Implementation Force Supports Recovery Efforts in
By Linda D. Kozaryn
American Forces Press Service
WASHINGTON, April 2, 1996 Multinational troops monitoring peace in Bosnia are starting a new phase of their mission, according to U.S. Army Gen. George S. Joulwan, commander of NATOs peace implementation force.
Forces will continue their primary Bosnian mission of providing a secure environment. Peace implementation forces also will now help civilian organizations and local authorities clear roads, repair bridges and restore water, power and communications, the general said. This will ensure freedom of movement throughout the country.

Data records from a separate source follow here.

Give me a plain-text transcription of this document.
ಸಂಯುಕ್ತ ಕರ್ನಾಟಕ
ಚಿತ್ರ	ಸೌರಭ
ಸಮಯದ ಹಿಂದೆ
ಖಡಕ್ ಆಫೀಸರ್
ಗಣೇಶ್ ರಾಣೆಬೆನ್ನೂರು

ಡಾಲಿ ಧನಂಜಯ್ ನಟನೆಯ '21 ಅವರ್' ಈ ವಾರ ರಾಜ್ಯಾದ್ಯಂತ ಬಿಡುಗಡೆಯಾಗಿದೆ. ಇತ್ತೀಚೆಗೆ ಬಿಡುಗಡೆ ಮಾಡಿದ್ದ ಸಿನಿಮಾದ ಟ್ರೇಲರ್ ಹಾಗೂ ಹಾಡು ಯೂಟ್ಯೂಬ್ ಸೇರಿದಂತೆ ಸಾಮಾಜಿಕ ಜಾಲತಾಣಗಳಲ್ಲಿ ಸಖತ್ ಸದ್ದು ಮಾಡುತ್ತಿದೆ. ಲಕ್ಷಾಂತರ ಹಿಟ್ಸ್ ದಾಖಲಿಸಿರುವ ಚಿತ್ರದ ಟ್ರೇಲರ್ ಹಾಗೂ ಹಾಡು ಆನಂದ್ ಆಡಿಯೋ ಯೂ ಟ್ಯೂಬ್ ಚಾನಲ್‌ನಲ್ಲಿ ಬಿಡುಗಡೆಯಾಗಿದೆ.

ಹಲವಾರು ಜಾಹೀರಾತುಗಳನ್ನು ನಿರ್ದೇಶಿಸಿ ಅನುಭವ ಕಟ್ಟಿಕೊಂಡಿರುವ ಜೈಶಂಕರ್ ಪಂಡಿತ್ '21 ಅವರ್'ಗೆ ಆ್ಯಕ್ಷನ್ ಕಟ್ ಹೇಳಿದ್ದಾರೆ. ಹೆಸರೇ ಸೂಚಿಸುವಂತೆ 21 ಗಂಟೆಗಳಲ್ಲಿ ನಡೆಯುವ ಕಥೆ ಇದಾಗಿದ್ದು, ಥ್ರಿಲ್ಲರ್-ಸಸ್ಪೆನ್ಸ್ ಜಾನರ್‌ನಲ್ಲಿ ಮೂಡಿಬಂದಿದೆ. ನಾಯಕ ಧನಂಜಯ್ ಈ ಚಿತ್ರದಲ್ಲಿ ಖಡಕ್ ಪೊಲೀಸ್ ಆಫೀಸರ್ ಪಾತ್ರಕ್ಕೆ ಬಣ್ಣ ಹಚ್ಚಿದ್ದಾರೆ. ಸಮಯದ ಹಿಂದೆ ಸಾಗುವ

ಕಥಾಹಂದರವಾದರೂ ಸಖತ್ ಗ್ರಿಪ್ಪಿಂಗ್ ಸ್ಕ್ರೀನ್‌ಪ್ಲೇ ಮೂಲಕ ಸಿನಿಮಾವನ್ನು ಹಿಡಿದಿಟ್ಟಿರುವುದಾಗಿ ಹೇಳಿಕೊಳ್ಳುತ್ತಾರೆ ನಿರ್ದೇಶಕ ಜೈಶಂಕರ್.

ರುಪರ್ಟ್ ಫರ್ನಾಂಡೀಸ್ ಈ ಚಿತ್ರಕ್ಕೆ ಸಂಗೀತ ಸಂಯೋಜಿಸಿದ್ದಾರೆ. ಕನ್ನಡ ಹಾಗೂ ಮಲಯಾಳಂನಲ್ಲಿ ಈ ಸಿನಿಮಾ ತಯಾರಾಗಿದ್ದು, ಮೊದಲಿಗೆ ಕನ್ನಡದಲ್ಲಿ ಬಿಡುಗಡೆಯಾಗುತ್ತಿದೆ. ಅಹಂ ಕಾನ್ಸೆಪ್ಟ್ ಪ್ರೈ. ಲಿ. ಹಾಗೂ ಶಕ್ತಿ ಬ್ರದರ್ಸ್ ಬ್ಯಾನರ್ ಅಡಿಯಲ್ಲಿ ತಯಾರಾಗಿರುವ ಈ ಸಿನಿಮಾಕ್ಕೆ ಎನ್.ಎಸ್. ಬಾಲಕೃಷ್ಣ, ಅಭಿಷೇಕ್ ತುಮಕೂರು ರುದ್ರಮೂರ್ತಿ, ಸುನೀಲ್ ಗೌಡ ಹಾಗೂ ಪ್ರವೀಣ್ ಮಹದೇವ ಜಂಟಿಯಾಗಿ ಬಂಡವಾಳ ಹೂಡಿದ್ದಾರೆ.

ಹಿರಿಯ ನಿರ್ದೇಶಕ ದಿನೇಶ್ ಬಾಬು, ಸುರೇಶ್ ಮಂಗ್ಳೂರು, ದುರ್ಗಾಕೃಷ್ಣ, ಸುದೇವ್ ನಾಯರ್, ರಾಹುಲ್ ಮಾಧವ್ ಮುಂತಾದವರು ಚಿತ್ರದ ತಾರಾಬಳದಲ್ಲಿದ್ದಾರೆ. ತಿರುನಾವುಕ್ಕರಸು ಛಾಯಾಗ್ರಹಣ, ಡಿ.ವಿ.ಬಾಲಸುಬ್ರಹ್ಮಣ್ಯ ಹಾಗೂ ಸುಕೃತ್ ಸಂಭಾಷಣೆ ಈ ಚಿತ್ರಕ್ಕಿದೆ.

Currently, about 80 percent of the major routes in Bosnia-Herzegovina are open, Joulwan said. The roads are free of mines, and bridges are passable. Implementation forces will help with the remaining work, including mine removal.
"We are there to assist, to monitor and to help train the former warring factions to remove them," Joulwan said. "Where we can, we are putting in some bridges and working on the road. That clearly is part of our mission because our intent is to have freedom of movement all the way out to the international border."
Helping with civilian reconstruction efforts should not be perceived as an expanded role for the force, according to Defense Secretary William J. Perry. "This is not mission creep," he told the press. "This is carrying out the mission we have stated from the beginning."
The mission, set out in the Dayton agreement, includes creating secure conditions for other organizations to implement peace settlement terms, such as holding free and fair elections. The mission also includes ensuring free movement of refugees and humanitarian organizations and helping agencies perform their missions.
Military help in the civil affairs arena will be based on capabilities and resources available, Perry said. It will not interfere with the military mission. "Its only in the last few weeks that weve had a whole force in place and gotten far enough along with the military mission that we have some resources available," he said.
With the scheduled withdrawal of former warring-faction troops and heavy weapons to barracks and cantonments under way, implementation force officials say troops will be able to take on more civil tasks.
Implementation force commanders will be permitted and encouraged to become more involved in civil restoration projects so long as their military mission is not affected, a NATO spokesman said recently in Sarajevo. In addition to helping restore roads and bridges, civil support may include providing transportation, medical care, maintenance and communications, and reconnaissance surveys, the spokesman said.
Civil-military cooperation officials are coordinating reconstruction efforts with the more than 200 international agencies present. Joulwan said about 450 civil affairs personnel, including over 300 from the United States, are the glue knitting the effort together.
Since December, civil affairs specialists including economists, lawyers and criminologists have been working with such organizations as the U.N. High Commission for Refugees and the International Committee of the Red Cross. They help identify projects necessary to rebuild the civil infrastructure, and they coordinate with the nongovernment organizations and humanitarian agencies to obtain the materials, money or manpower necessary.
Troops from more than 30 nations, including a Russian brigade, are now under Joulwans command in Bosnia. Deploying the multinational force took more than 2,500 air flights, about 350 trains and 50 ships, he said.
So far, the mission has been a remarkable success, Joulwan said, but it has not been easy. "We had to deploy in the worst winter in this century in the Balkans in the most difficult terrain. We put a force of about 60,000 on the ground."
Initially, the peace force established a four-kilometer exclusion zone where all foreign forces were removed, Joulwan said. This has been expanded to a zone 10 kilometers wide and 1,000 kilometers long, he said, and NATO peace forces will now begin to establish their presence throughout the rest of the country.
Joulwan said the implementation force has laid the foundation for peace in Bosnia. "If theres a momentum for peace in the country, if there is no spring offensive, if reconstruction begins, if refugees return, then I think we have done an enormous amount to start this country rebuilding and piecing itself together again," he said.